On Sitting in a Thai Restaurant Six Days Before Thanksgiving, Listening to Christmas Music
Today at lunchtime, I was in a Thai restaurant on 17th street in Richmond. It was six days before Thanksgiving, for God's sake, but I was hearing Christmas music.
Well, at first I was only hearing muzak -- that background noise that's often playing in public places. But then the radio announcer broke into my consciousness with her cheery, "Happy holidays, everyone!" It was a station called "Lite 98," which has already begun playing Christmas music!
For all I know, Christmas music has been on "Lite 98" for days, weeks; probably since Halloween. That's the start of "the holidays," right? That's when the stores put up the plastic Christmas trees.
I know, I know, it's me who's out of step here. (I realized that while listening to a sappy rendition of "Chestnuts Roasting on an Open Fire.") The thing is, I live in the liturgical world. When I venture outside, it's a wrenching experience.
In the liturgical world, I will be preaching a funeral sermon for dear Jane Bourn tomorrow morning. Christ has died. Christ is risen. Christ will come again. The next day is Christ the King Sunday, with its visions of the end of time, of final judgment. It is not until the next Sunday that Advent begins.
Christmas? In the liturgical world where I live, Christmas begins 33 days from today.
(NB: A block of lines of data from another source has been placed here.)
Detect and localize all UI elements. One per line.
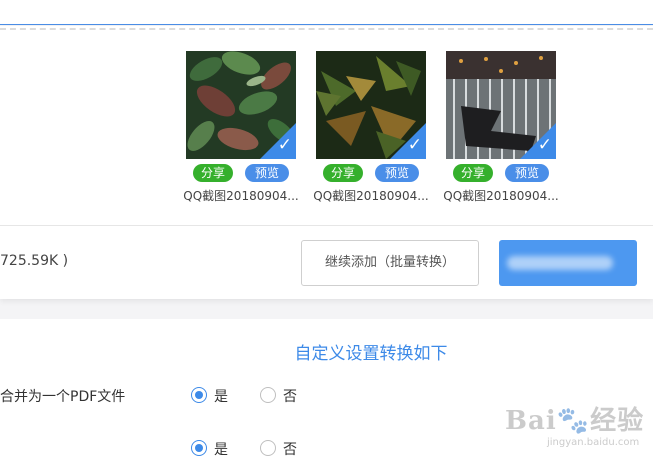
- watermark-logo: Bai🐾经验: [505, 406, 645, 436]
- image-card-3[interactable]: ✓ 分享 预览 QQ截图20180904...: [443, 51, 559, 211]
- preview-button[interactable]: 预览: [245, 164, 289, 182]
- image-card-2[interactable]: ✓ 分享 预览 QQ截图20180904...: [313, 51, 429, 211]
- upload-panel: ✓ 分享 预览 QQ截图20180904... ✓ 分享 预览 QQ截图2018…: [0, 26, 653, 299]
- image-card-1[interactable]: ✓ 分享 预览 QQ截图20180904...: [183, 51, 299, 211]
- option2-yes-radio[interactable]: [191, 440, 207, 456]
- image-thumbnail[interactable]: ✓: [446, 51, 556, 159]
- total-size-text: 725.59K ): [0, 253, 69, 269]
- checkmark-icon: ✓: [537, 135, 552, 155]
- image-filename: QQ截图20180904...: [313, 189, 429, 203]
- preview-button[interactable]: 预览: [375, 164, 419, 182]
- continue-add-button[interactable]: 继续添加（批量转换）: [301, 240, 479, 286]
- checkmark-icon: ✓: [277, 135, 292, 155]
- option2-yes-label[interactable]: 是: [214, 439, 228, 459]
- share-button[interactable]: 分享: [323, 164, 363, 182]
- top-bar: [0, 0, 653, 25]
- section-divider: [0, 225, 653, 226]
- dashed-divider: [0, 28, 653, 30]
- merge-yes-radio[interactable]: [191, 387, 207, 403]
- image-filename: QQ截图20180904...: [443, 189, 559, 203]
- settings-title: 自定义设置转换如下: [294, 344, 448, 364]
- merge-yes-label[interactable]: 是: [214, 386, 228, 406]
- merge-pdf-label: 合并为一个PDF文件: [0, 389, 126, 405]
- watermark-url: jingyan.baidu.com: [547, 437, 640, 448]
- checkmark-icon: ✓: [407, 135, 422, 155]
- image-filename: QQ截图20180904...: [183, 189, 299, 203]
- image-thumbnail[interactable]: ✓: [186, 51, 296, 159]
- option2-no-label[interactable]: 否: [283, 439, 297, 459]
- image-thumbnail[interactable]: ✓: [316, 51, 426, 159]
- merge-no-radio[interactable]: [260, 387, 276, 403]
- share-button[interactable]: 分享: [453, 164, 493, 182]
- blurred-label: [507, 256, 613, 270]
- start-convert-button[interactable]: [499, 240, 637, 286]
- share-button[interactable]: 分享: [193, 164, 233, 182]
- preview-button[interactable]: 预览: [505, 164, 549, 182]
- merge-no-label[interactable]: 否: [283, 386, 297, 406]
- option2-no-radio[interactable]: [260, 440, 276, 456]
- baidu-watermark: Bai🐾经验 jingyan.baidu.com: [505, 400, 645, 460]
Even while listening to a sappy arrangement of "It's Beginning to Look a Lot Like Christmas," and realizing that I'm entirely out of it, I persist in thinking that the liturgical world offers the greater chance for depth of meaning. If it's already "happy holidays," then we're pasting a fake cheer over what we really know is true -- even if we deny it. These are scary times. How much farther will the stock market fall? How much higher will unemployment go? Will the world's economy teeter from a deep recession into a full depression?
Living in the liturgical world, we pay attention to our desperate need -- our emotional need, our spiritual need, our need for God to bring fulfillment. That's what Advent is about.
In the liturgical world, we're honest. We're open. We're looking for the advent of God. We're preparing for the joyous news of Christmas.
But Christmas won't come for another 33 days. By then we will have had time to once again remember our deep need for that joy.